Lacking a unifying structure popularizes the Web, but this level of complexity also makes Web searches difficult.
HTML pages provide the following information:
- Audio/figure/flash/table/video captions:
A caption is usually a description of the subject.
- Content:
Web page content provides the most accurate and full-text information.
However, it is also the least-used information for a search engine since content extraction is still far less practical.
- Descriptions:
Web page descriptions can either be constructed from the meta tags or submitted by webmasters or reviewers.

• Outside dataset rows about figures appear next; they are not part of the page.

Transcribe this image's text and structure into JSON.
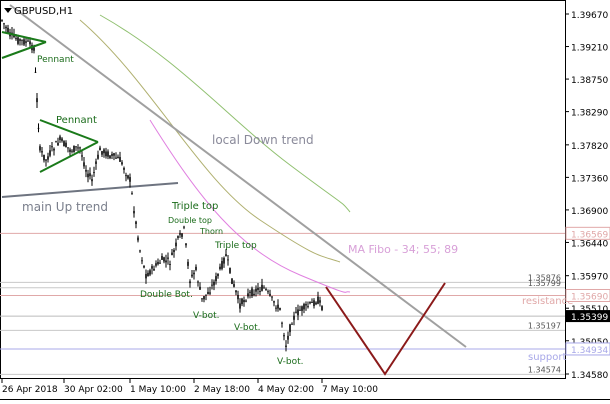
{
  "window": {
    "symbol_title": "GBPUSD,H1",
    "menu_icon": "triangle-down-icon"
  },
  "colors": {
    "background": "#ffffff",
    "candle": "#000000",
    "border": "#000000",
    "trendline": "#a0a0a0",
    "main_up_trend": "#6e7480",
    "pattern": "#1a7a1a",
    "pattern_label": "#1a6b1a",
    "projection": "#8b1a1a",
    "level_resistance": "#e0a8a8",
    "level_support": "#a8a8e8",
    "level_neutral": "#c8c8c8",
    "ma_pink": "#e080e0",
    "ma_olive": "#b0b070",
    "ma_green": "#90c070",
    "ma_label": "#d8a0d8",
    "price_tag_bg": "#ffffff",
    "current_price_bg": "#000000"
  },
  "chart_data": {
    "type": "candlestick",
    "title": "GBPUSD,H1",
    "xlabel": "",
    "ylabel": "",
    "ylim": [
      1.3444,
      1.3982
    ],
    "grid": false,
    "price_axis_ticks": [
      "1.39670",
      "1.39210",
      "1.38750",
      "1.38290",
      "1.37820",
      "1.37360",
      "1.36900",
      "1.36440",
      "1.35970",
      "1.35510",
      "1.35050",
      "1.34580"
    ],
    "time_axis_labels": [
      "26 Apr 2018",
      "30 Apr 02:00",
      "1 May 10:00",
      "2 May 18:00",
      "4 May 02:00",
      "7 May 10:00"
    ],
    "levels": [
      {
        "price": 1.35876,
        "label": "1.35876",
        "kind": "neutral"
      },
      {
        "price": 1.35799,
        "label": "1.35799",
        "kind": "neutral"
      },
      {
        "price": 1.35197,
        "label": "1.35197",
        "kind": "neutral"
      },
      {
        "price": 1.34574,
        "label": "1.34574",
        "kind": "neutral"
      },
      {
        "price": 1.36569,
        "label": "1.36569",
        "kind": "resistance"
      },
      {
        "price": 1.3569,
        "label": "1.35690",
        "kind": "resistance"
      },
      {
        "price": 1.34934,
        "label": "1.34934",
        "kind": "support"
      }
    ],
    "current_price": {
      "price": 1.35399,
      "label": "1.35399"
    },
    "annotations": {
      "local_down_trend": "local Down trend",
      "main_up_trend": "main Up trend",
      "ma_fibo": "MA Fibo - 34; 55; 89",
      "resistance": "resistance",
      "support": "support",
      "pennant_1": "Pennant",
      "pennant_2": "Pennant",
      "triple_top": "Triple top",
      "double_top": "Double top",
      "thorn": "Thorn",
      "triple_top_2": "Triple top",
      "double_bot": "Double Bot.",
      "v_bot_1": "V-bot.",
      "v_bot_2": "V-bot.",
      "v_bot_3": "V-bot."
    }
  }
}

A metatag is an HTML tag that provides information such as author, expiration date, a list of keywords, about a web page.
- Hyperlinks:
Hyperlinks contain high-quality semantic clues to a page’s topic.
A hyperlink to a web page represents an implicit endorsement of the page being pointed to.
- Hyperlink text:
Hyperlink text is normally a title or brief summary of the target page.
- Keywords:
Keywords can be extracted from full-text documents or metatags.

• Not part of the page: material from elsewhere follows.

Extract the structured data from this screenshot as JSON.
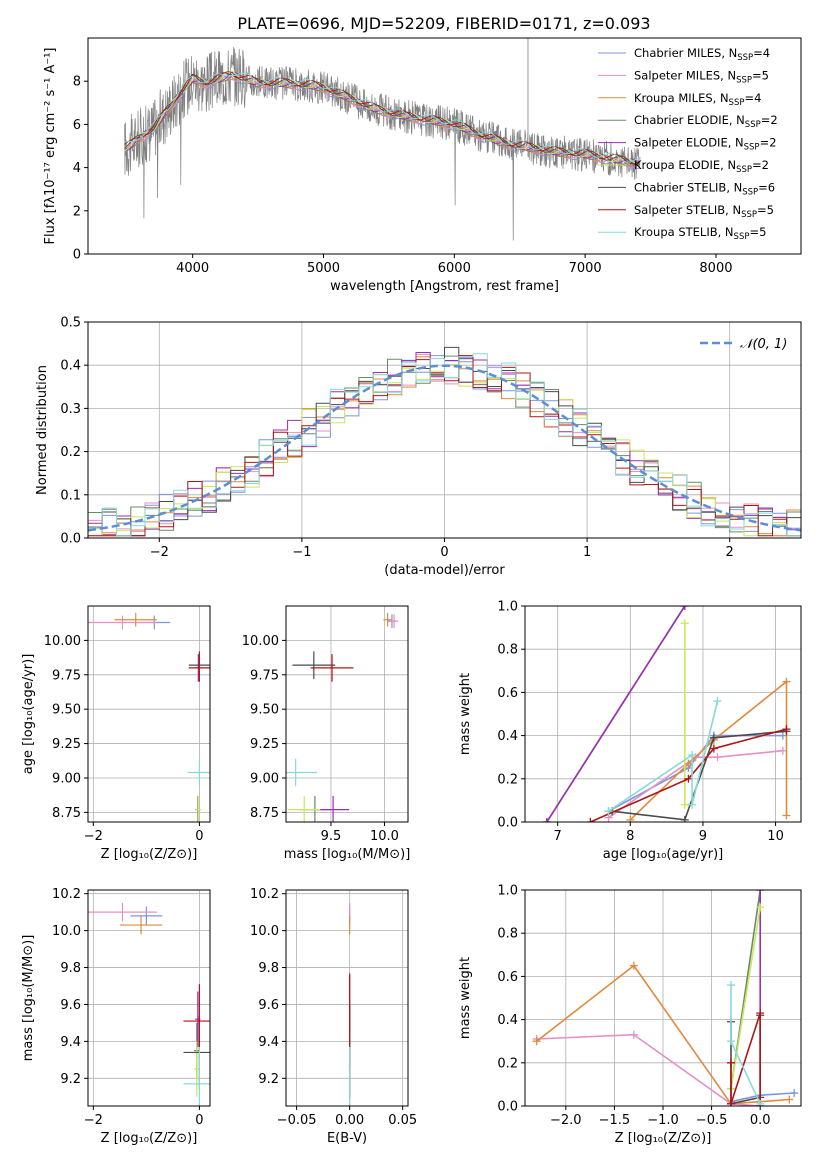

Filtering operations are applied to a document before obtaining keywords from the full-text document.
Typical operations include the removal of common words using a list of stopwords, the transformation of upper-case letters to lower-case letters, etc.
- Page titles:
The title tag defines the title of an HTML document.
- Text with a different font, style, color, or size:
Emphasized text is usually given a different font to highlight its importance.
- The first sentences:
The first sentence of a web page is usually an introduction or an abstract.